По моим ощущениям прошло почти пятьдесят лет с тех пор, когда я в прошлый раз спускался по широкой лестнице в общежитии. Но сейчас обнаружил, что каждая щербинка на ступенях, каждая вырезанная ножом надпись на деревянных поручнях перил выглядели для меня знакомыми. Не забыл я и тот бодрый мотив, что тихо мычала баба Люба, когда (с обязательным тёплым платком на плечах) поливала из длинноносой металлической лейки фикусы на окне в вестибюле общежития. Сейчас я застал вахтёршу за тем же занятием. И в очередной раз задался вопросом, какую песню она мысленно напевала. Бабу Любу, несмотря на её скромные габариты, побаивались почти все обитавшие в общежитии студенты. За глаза ей обзывали и ведьмой, и старой каргой. Но студенты чётко знали: в её дежурство дверь общежития закрывалось точно в полночь — на это обстоятельство не влияли никакие уговоры или угрозы.

В прошлый раз я с бабой Любой едва ли ни враждовал. Взглянул на неё иными глазами лишь в мае тысяча девятьсот семьдесят четвёртого года, когда в День Победы заметил на её груди планки с орденскими и медальными лентами. Такого большого набора лент я не видел даже у своего прошедшего через войну деда, которого считал настоящим героем. С того дня я не позволял себе в отношении бабы Любы ни дурацких шуточек, ни глупых высказываний. И даже пару раз врезал по шее неуважительно высказавшимся в её адрес студентам. О войне Любовь Фёдоровна со мной не говорила — лишь махала рукой в ответ на мои вопросы и твердила, что мне «о таком» знать не следовало. Зато она мне призналась в своей тайной любви к карамелькам «Раковые шейки». Немного рассказала мне и о своей семье: о сыне и о дочери, которые вместе со своими детьми сейчас проживали в Ленинграде.
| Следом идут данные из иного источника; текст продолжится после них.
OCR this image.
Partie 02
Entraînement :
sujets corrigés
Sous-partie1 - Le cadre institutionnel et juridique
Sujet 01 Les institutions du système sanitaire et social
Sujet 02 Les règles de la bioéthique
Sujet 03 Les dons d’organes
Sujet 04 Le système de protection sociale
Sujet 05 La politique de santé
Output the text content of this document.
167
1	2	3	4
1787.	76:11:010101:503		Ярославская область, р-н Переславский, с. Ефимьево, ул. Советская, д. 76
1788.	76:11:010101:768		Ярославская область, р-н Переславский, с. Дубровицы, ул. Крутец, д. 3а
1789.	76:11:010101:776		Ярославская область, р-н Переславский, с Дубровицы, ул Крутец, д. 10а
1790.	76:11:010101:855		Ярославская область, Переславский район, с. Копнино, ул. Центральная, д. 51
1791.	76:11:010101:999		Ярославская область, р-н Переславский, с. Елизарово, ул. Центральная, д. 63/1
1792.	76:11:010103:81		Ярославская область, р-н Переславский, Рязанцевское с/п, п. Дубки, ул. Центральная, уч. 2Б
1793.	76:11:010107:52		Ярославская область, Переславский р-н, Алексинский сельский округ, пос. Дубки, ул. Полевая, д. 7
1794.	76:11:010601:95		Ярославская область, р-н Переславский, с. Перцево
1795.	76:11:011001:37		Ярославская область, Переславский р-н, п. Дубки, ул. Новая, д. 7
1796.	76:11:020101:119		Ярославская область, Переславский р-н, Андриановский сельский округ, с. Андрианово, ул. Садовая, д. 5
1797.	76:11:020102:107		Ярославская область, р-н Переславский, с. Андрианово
Поблажек баба Люба мне не делала даже после нашего перемирия: правила внутреннего распорядка общежития она соблюдала неукоснительно (не помогали даже «Раковые шейки»). Не раз и не два после полуночи я забирался в общежитие через окна комнат первого этажа. На третьем курсе Любовь Фёдоровна неподдельно расстроилась, когда меня выперли и из института, и из общежития. Тогда я почти два часа просидел в её каморке — мы пили чай и разговаривали о жизни. Баба Люба не жалела меня. Она в лицо мне говорила, что поступил я глупо и недальновидно. Приводила в пример случаи из собственной жизни: когда она тоже пострадала из-за своего характера. Тот разговор я часто вспоминал на протяжении своей жизни. Как и бабу Любу, которую в марте тысяча девятьсот семьдесят пятого года насмерть сбила машина скорой помощи (на проезжей части, в сотне метрах от общежития).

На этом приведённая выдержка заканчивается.